Des livres, une cadole…

Nouvelle dédiée à mon grand-frère Alain, grand amoureux des livres...

J’aime les livres… je les adore et ils me le rendent bien. Il n’y a rien de plus merveilleux, après une journée bien remplie, de découvrir ou poursuivre la lecture d’un livre…

Découvrir des pages couvertes d’images portées par autant de mots imaginés sous d’autres cieux, dans d’autres chambres…

Poursuivre la lecture d’une histoire qui a laissé, hier soir, le lecteur pantelant et trop fatigué pour continuer…

Découvrir la malignité d’un auteur qui emmène, là où personne n’imaginait aller…

Poursuivre le rêve d’un futur meilleur dans les paragraphes d’un lointain goulag…

Bref, la liberté dans une tête avec un corps immobile dans un lit ou sur une chaise, voire n’importe où !!

Aujourd’hui, je veux vous raconter un moment de ma vie intimement liée aux livres. Voici cette histoire, sans fioriture, telle qu’elle est gravée dans ma mémoire…

Un soir de l’année dernière, j’ai cédé à l’envie qui montait en moi… j’ai laissé au bord du lit, au coin du matelas, tout près de mon oreiller, le livre que je venais de lire…

Il m’avait emmené dans la montagne avec une jeune femme amoureuse des livres. C’était un peu comme la bibliothèque des Appalaches mais au lieu de laisser les livres aux lecteurs, elle les lisait devant des auditoires divers.

Dès le lendemain, ce livre isolé au coin du lit fut rejoint par un autre congénère… c’était l’histoire magnifique de voisins qui accompagnaient les derniers jours d’une cancéreuse. Un médecin généraliste l’avait écrit. J’avais adoré la bonté et la gentillesse qui effaçaient les moments tragiques se déroulant sous mes yeux.

Le troisième jour, un tout petit livre sur la mort d’un chien qu’on aimait trop… le quatrième jour… le cinquième jour … vous avez compris le processus…

Au dixième jour, j’ai rencontré un premier souci. La pile penchait. J’en ai donc commencé une seconde, juste à côté.

Après 2 mois de ce manège, le côté gauche de mon lit était occupé. J’ai pris le temps de les recompter… 263 livres, des petits, des gros, des épais et des fins, des très bons et des excellents, le best-of de mes lectures. Il y avait même un manga, c’est dire !

Le second souci fut alors de choisir entre plusieurs options. La première était d’arrêter ce stockage un peu enfantin, je l’admets. La seconde était de continuer l’accumulation. J’hésitais, fidèle à mon signe de naissance qui est celui de la Balance. Après avoir questionné mon entourage, celui-ci me fit part de son avis par un 100% de « mais arrête tes conneries et met les sur les étagères tes bouquins !! »

Fort de cet avis plein de bon sens, je décidai de continuer le stockage.

Il me fallait désormais décider sur quel bord du lit j’allais poser mes futures lectures… haut, bas, droite ? M’en étant ouvert à nouveau à mon entourage, qui n’avait ni rancune ni mémoire, l’avis obtenu fut peu constructif et décevant je dois le dire « fait comme tu veux, de toute manière tu n’écouteras pas… alors… ».

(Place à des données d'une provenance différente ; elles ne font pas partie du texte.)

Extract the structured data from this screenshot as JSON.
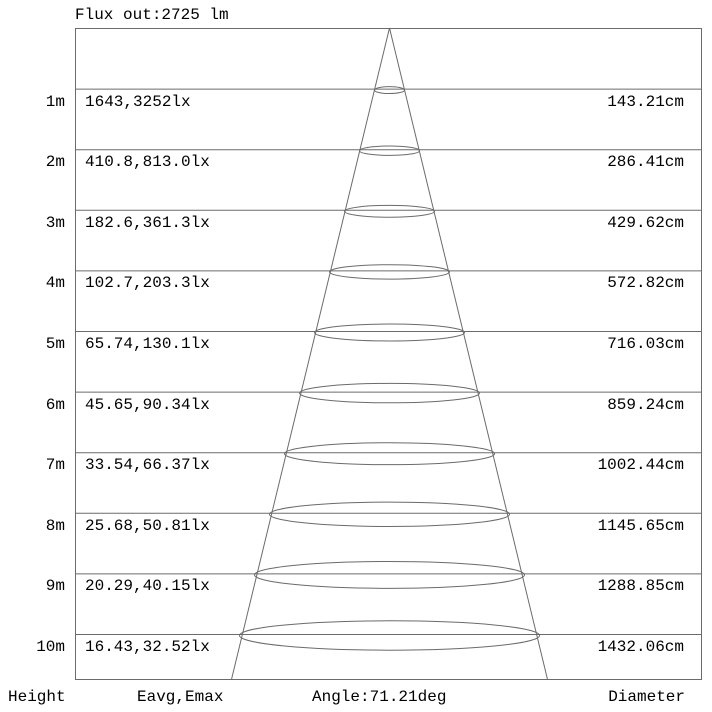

C’était un avis teinté de vérité car j’avais déjà décidé de poursuivre le stockage sur la partie haute du lit. J’avais réalisé que la proximité du mur allait me permettre de pouvoir stabiliser les futures piles de livres que j’envisageais de hauteur plus importante.

C’est ainsi qu’après 6 mois de lecture, je me retrouvai à nouveau bloqué dans mon projet. Le côté droit était plein, de même que le côté gauche et la tête de lit… l’angoisse me saisit. Allais-je devoir renoncer ? si j’accumulais des ouvrages au pied du lit, comment accéder au lit ? Fallait-il renoncer et investir dans un nouveau plumard ? Dans ce cas je me retrouverais séparé des amis que j’avais eu tant de mal à réunir autour de moi. L’idée était inacceptable.

Cette période fut difficile, je l’avoue.

Je tentais alors une chose impossible, poursuivre l’accumulation des livres sur la dernière partie encore libre tout en créant un accès au matelas me permettant de dormir après avoir lu chaque soir.

Faire une ouverture dans un mur de livres était un vrai challenge. Je me refusais à utiliser une planche ou autre objet me permettant de stabiliser la chose. Un mur en livres est un mur en livres, un point c’est tout !

J’entrepris de créer une ouverture ayant la forme d’une arche… Les éboulements d’ouvrages furent nombreux ! l’arc plein centre, le trilobé, le rampant, le doucine, furent impossibles à terminer. Que dire du zigzagué et de l’outrepassé qui proposaient tous deux de belles envolées mais qui se terminèrent invariablement par des éboulements dévastateurs.

Je dus me résoudre à faire simple malgré mon ambition initiale. C’est ainsi que l’arc triangulaire m’apporta une solution aussi simple qu’efficace.

Je pus continuer mon accumulation d’ouvrages pendant quelques jours.

Un beau jour, le troisième souci m’apparut dans toute sa complexité… j’allais droit vers un blocage… allais-je continuer les piles jusqu’au plafond ? ce serait une sorte de baldaquin… je pourrais ainsi achever mon œuvre quand tous les espaces entre le lit et le plafond seraient occupés.

Cette solution simpliste ne me satisfaisait en aucune manière… trop simple, trop classique, trop rectangulaire à mon goût… je devais trouver une autre solution.

Elle me vint au cours d’une promenade dans la campagne bourguignonne. Au croisement de deux sentiers dans le vignoble près du charmant village de Saules, je tombai en amour pour une cadole nichée entre deux vieux arbres. Les pierres se transformèrent immédiatement en livres. Je voyais les encyclopédies consolider la base, les poches entourer les ouvertures, les ABCdaires et les Ailleurs et Demain pourraient décorer la façade, j’imaginais quelques Carrément cuisine pour mettre de la couleur… L’épaisseur des murs me faisait miroiter la possibilité d’augmenter de manière sensible le nombre d’ouvrages pouvant être accumulés…

De retour à la maison, je me mis au travail…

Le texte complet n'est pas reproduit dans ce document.